O rompimento da barragem da Vale em Brumadinho que matou 272 pessoas continua sem reparação dois anos depois. A mineradora se recusa a pagar a indenização estipulada pelo governo de Minas Gerais. Na última quinta-feira (21), mais uma audiência sobre o principal acordo de reparação terminou sem consenso. A contraproposta apresentada pela Vale não foi divulgada.
A indenização pedida inicialmente pelo Ministério Público de Minas Gerais foi de R$ 54 bilhões, dos quais R$ 28 bilhões seriam destinados a cobrir danos morais sociais e coletivos. Os R$ 26 bilhões restantes se destinam às perdas econômicas do estado, calculadas pela fundação estatal João Pinheiro. Os valores foram estimados com base no lucro líquido da mineradora no trimestre anterior ao estudo. Caso fosse feito hoje, o montante seria ainda maior.
“O impacto da morte de 272 pessoas e toda a comoção que isso gerou requer uma punição exemplar para que a empresa não permita que isso ocorra novamente”, disse à Brasil de Fato José Geraldo Martins, da coordenação estadual do Movimento dos Atingidos por Barragens (MAB).
Interferência da Vale
Martins disse ainda que a reparação integral não pode ser baseada nos estudos pagos, promovidos ou realizados por empresas contratadas pela Vale, como está ocorrendo. “O telefone de contato que eles distribuem para os atingidos, para dúvidas e reclamações, é o 0800 da própria Vale. É uma situação surreal: a criminosa vai definir o que foi o estrago e o que ela está disposta a pagar para corrigir. A empresa criminosa é tratada como parceira. Isso é inaceitável.”
Há a suspeita de que a Vale tenha interferido na Justiça mineira para forçar um acordo que atenda apenas aos seus interesses. Na semana passada, as vítimas do crime em Brumadinho, que desde o início têm sido excluídos das audiências sobre o acordo, foram surpreendidos com mudanças no Tribunal de Justiça de Minas. O processo que era analisado na primeira instância, na 2ª Vara da Fazenda Pública e Autarquias da Comarca de Belo Horizonte, foi parar no Centro Judiciário de Solução de Conflitos e Cidadania (CEJUSC), na segunda instância.
O MAB avalia que houve interferência para tirar do processo o juiz Elton Pupo Nogueira, responsável pela primeira condenação da Vale em 2019 e que acompanhava de perto toda a questão envolvendo o rompimento da barragem e seus impactos sobre a população e o meio ambiente de Brumadinho.
Auxílio emergencial
“Tanto que houve vários avanços naquele tribunal, como o auxílio emergencial para boa parte da população, o cadastro dos atingidos ser feito de forma coletiva pelas comissões de atingidos, homologou o início do trabalho das assessorias técnicas e nomeou a Universidade Federal de Minas Gerais (UFMG) como perita, para contrapor aos estudos que a Vale vem fazendo . Tudo isso foi conquistado na primeira instância”, disse o coordenador do MAB.

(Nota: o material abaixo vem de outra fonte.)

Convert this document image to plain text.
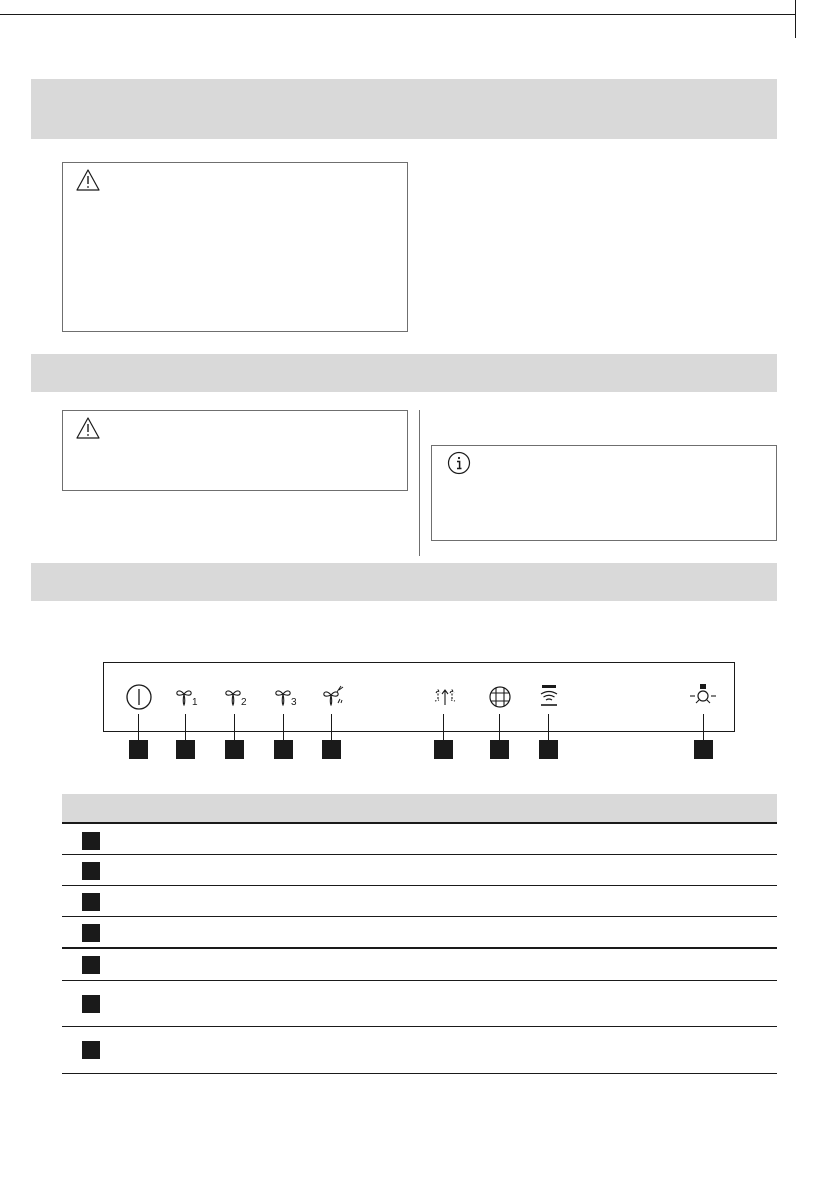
1	2	3
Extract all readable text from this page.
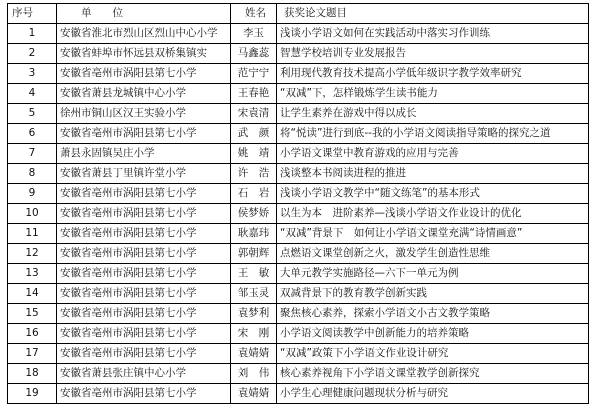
序号	单　　位	姓名	获奖论文题目
1	安徽省淮北市烈山区烈山中心小学	李玉	浅谈小学语文如何在实践活动中落实习作训练
2	安徽省蚌埠市怀远县双桥集镇实	马鑫蕊	智慧学校培训专业发展报告
3	安徽省亳州市涡阳县第七小学	范宁宁	利用现代教育技术提高小学低年级识字教学效率研究
4	安徽省萧县龙城镇中心小学	王春艳	“双减”下，怎样锻炼学生读书能力
5	徐州市铜山区汉王实验小学	宋袁清	让学生素养在游戏中得以成长
6	安徽省亳州市涡阳县第七小学	武　颜	将“悦读”进行到底--我的小学语文阅读指导策略的探究之道
7	萧县永固镇吴庄小学	姚　靖	小学语文课堂中教育游戏的应用与完善
8	安徽省萧县丁里镇许堂小学	许　浩	浅谈整本书阅读进程的推进
9	安徽省亳州市涡阳县第七小学	石　岩	浅谈小学语文教学中“随文练笔”的基本形式
10	安徽省亳州市涡阳县第七小学	侯梦娇	以生为本　进阶素养—浅谈小学语文作业设计的优化
11	安徽省亳州市涡阳县第七小学	耿嘉玮	“双减”背景下　如何让小学语文课堂充满“诗情画意”
12	安徽省亳州市涡阳县第七小学	郭朝辉	点燃语文课堂创新之火，激发学生创造性思维
13	安徽省亳州市涡阳县第七小学	王　敏	大单元教学实施路径—六下一单元为例
14	安徽省亳州市涡阳县第七小学	邹玉灵	双减背景下的教育教学创新实践
15	安徽省亳州市涡阳县第七小学	袁梦利	聚焦核心素养，探索小学语文小古文教学策略
16	安徽省亳州市涡阳县第七小学	宋　刚	小学语文阅读教学中创新能力的培养策略
17	安徽省亳州市涡阳县第七小学	袁婧婧	“双减”政策下小学语文作业设计研究
18	安徽省萧县张庄镇中心小学	刘　伟	核心素养视角下小学语文课堂教学创新探究
19	安徽省亳州市涡阳县第七小学	袁婧婧	小学生心理健康问题现状分析与研究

Já na segunda, a participação dos atingidos foi negada até mesmo como ouvintes. O movimento reivindica que a revisão do pagamento dos R$ 28 bilhões, pleiteados na ação civil pública por danos morais coletivos, seja decidido com participação dos moradores da bacia do Rio Paraopeba, que foram os maiores atingidos.
“A Vale reconhece, desde o dia do rompimento, sua responsabilidade pela reparação integral dos danos causados”, afirma a empresa em nota. “Até o momento foram pagas cerca de 8.700 indenizações individuais. (…) A Vale continuará a cumprir integralmente sua obrigação de reparar e indenizar as pessoas, bem como de promover a reparação do meio ambiente, independentemente de haver condenação ou acordo. Até o momento, a empresa destinou cerca de R$10 bilhões para estes fins.”